Participants at this site are recruited from the Veterans Integrated Service Network in the Pacific Northwest. These veterans are over the age of 62 and are recruited from Oregon-based clinics and various Veterans service organizations. Since these individuals live in rural areas of the Northwest (Oregon and Washington state), many of them do not have easy access to medical care and have difficulty traveling to specialty clinics for face-to-face care.
Dr. Lisa Silbert is the Primary Investigator for this site.
Participants at this site are recruited from the Minority Aging Research Study (MARS), which is a longitudinal study established in 2004 at Rush University Medical Center in Chicago. MARS follows local older African-Americans who are over the age of 65 and assess changes in their cognitive and physical health as they age. Many of these individuals are at risk for incident or unplanned health events, which could complicate their ability to age in place.

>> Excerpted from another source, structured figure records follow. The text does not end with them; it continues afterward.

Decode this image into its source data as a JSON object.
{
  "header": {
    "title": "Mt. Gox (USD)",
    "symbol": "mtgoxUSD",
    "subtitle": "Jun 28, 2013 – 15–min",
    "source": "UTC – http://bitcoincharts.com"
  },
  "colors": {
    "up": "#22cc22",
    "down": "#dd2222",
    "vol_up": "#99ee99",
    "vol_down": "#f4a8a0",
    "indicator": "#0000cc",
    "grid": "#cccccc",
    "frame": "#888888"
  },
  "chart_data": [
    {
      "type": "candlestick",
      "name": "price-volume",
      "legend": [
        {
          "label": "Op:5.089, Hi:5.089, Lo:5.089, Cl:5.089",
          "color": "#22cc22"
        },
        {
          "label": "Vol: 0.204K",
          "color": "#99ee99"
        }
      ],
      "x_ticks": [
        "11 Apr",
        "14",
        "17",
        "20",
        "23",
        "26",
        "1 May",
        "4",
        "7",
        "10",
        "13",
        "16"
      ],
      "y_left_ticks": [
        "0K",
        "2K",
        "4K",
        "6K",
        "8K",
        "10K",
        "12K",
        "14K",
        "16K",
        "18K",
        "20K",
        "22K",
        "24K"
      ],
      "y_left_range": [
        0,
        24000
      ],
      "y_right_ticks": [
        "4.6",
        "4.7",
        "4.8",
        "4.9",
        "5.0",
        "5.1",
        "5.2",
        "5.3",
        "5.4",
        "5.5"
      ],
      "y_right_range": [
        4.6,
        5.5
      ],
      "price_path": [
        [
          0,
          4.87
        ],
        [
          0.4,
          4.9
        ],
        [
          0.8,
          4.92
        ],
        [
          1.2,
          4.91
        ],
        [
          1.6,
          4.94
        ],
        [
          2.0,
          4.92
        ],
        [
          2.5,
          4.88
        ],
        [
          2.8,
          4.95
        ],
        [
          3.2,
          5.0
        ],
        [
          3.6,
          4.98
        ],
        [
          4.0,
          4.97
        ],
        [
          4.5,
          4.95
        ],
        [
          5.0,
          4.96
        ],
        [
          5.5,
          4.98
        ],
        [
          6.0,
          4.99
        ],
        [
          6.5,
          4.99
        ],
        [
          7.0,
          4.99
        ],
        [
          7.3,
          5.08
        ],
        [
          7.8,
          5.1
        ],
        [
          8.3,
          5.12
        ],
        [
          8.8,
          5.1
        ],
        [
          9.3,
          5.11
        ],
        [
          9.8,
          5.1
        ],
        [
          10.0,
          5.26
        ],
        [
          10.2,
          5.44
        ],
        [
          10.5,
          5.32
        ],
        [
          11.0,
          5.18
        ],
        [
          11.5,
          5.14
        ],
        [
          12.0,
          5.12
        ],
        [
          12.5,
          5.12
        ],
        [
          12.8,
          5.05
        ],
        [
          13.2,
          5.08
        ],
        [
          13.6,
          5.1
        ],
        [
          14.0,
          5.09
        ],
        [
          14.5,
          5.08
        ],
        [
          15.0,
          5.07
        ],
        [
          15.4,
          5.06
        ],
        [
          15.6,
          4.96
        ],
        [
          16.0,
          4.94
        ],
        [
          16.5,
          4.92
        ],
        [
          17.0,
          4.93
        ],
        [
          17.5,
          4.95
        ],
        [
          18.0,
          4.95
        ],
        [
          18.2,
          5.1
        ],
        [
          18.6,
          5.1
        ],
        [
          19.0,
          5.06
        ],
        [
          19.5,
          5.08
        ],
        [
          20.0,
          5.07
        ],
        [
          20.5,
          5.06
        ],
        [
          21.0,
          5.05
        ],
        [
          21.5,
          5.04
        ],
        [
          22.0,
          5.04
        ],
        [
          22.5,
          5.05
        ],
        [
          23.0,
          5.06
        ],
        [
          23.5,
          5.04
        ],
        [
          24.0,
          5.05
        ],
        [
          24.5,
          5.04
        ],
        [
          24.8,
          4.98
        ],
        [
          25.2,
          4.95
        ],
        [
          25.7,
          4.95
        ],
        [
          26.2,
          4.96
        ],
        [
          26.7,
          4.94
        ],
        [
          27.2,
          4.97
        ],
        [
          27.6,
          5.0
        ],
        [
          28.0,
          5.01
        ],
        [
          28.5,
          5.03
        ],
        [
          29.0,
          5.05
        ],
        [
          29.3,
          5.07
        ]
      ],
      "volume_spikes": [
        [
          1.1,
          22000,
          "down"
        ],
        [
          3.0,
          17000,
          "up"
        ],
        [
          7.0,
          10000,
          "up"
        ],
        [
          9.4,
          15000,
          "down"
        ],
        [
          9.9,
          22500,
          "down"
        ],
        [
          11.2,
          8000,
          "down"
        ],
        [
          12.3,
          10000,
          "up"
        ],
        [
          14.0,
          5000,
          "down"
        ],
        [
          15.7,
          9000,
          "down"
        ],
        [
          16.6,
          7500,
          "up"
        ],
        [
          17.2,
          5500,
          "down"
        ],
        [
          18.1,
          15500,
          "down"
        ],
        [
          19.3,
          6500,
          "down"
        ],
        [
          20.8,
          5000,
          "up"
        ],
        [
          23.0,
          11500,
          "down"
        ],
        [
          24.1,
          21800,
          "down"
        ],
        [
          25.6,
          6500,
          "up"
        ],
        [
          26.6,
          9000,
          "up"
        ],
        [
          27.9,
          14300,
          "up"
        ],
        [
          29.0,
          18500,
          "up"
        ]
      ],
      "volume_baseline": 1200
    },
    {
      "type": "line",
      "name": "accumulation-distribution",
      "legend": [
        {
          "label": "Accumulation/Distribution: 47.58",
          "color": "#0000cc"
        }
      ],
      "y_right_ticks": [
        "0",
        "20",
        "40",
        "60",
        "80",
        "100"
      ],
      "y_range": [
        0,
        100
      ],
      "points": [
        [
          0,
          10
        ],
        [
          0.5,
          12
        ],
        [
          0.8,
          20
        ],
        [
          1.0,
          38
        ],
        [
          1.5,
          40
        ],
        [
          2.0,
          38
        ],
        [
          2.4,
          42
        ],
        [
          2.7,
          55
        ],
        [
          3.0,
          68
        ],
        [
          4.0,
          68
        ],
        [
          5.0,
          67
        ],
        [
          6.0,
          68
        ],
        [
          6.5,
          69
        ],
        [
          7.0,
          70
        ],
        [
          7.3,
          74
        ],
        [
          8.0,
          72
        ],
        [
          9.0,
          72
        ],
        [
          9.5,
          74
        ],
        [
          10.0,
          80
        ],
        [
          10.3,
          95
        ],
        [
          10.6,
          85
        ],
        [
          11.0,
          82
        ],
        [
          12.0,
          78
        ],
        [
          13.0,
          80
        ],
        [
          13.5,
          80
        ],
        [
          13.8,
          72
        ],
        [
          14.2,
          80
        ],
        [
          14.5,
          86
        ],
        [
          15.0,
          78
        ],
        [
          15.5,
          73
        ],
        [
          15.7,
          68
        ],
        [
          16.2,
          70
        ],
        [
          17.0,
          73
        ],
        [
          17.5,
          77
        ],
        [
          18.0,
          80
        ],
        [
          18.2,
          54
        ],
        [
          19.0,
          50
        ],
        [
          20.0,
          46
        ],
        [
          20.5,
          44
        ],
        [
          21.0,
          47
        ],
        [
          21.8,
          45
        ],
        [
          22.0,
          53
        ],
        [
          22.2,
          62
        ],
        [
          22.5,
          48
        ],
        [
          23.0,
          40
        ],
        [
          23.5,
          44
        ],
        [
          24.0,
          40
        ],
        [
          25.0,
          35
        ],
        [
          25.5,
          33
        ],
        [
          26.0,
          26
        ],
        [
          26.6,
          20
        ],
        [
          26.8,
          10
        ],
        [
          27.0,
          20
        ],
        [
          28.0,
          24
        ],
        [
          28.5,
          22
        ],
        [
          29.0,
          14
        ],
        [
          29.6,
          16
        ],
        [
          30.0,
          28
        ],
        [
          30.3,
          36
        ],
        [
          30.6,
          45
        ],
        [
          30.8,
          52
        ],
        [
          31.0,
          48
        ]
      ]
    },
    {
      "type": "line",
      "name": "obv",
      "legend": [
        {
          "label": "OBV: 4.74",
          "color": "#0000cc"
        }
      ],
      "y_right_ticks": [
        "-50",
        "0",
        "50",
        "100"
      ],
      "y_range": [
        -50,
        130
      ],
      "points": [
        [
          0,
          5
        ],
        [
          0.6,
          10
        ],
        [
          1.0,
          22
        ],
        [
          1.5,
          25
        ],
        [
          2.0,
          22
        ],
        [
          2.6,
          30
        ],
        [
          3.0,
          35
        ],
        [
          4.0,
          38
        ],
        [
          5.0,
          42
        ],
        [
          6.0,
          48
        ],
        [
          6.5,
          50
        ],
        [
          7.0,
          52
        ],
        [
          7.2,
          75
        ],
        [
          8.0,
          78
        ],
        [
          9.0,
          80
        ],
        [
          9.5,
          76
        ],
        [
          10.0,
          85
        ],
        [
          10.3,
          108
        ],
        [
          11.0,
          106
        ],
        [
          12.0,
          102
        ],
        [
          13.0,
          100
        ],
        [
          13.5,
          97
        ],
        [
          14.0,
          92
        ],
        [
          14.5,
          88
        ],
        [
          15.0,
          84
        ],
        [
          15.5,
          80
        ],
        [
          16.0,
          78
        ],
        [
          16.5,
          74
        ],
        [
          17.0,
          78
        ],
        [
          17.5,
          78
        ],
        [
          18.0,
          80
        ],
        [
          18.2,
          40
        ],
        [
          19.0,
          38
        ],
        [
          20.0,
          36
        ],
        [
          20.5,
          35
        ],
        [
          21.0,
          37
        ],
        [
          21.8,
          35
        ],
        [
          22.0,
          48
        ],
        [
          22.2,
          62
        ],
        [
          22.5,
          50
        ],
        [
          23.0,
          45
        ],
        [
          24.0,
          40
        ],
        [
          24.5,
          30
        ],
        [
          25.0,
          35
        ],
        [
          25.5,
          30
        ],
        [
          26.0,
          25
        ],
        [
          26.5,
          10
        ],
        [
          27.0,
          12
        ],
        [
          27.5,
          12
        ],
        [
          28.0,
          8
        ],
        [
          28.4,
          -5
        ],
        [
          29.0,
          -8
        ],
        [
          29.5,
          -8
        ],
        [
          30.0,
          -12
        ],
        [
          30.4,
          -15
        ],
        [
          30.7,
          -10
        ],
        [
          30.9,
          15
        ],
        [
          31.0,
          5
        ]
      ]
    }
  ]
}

Dr. Lisa Barnes is the Primary Investigator for this site.
Participants at this site are recruited from the Personal Reminder Information and Social Management System (PRISM) study, which is organized and implemented by the Center for Research and Education on Aging and Technology Enhancement (CREATE). The PRISM study began in 2011 and is primarily based at the University of Miami, which is one of the three partner universities involved with CREATE. Participants at this site are at least 62 years old and many of them identify as minorities (African-American or Hispanic). Because many of these participants are already enrolled in PRISM, they are familiar with computers and other home-based technologies.
Dr. Sara Czaja, Director of CREATE, is the Primary Investigator at this site.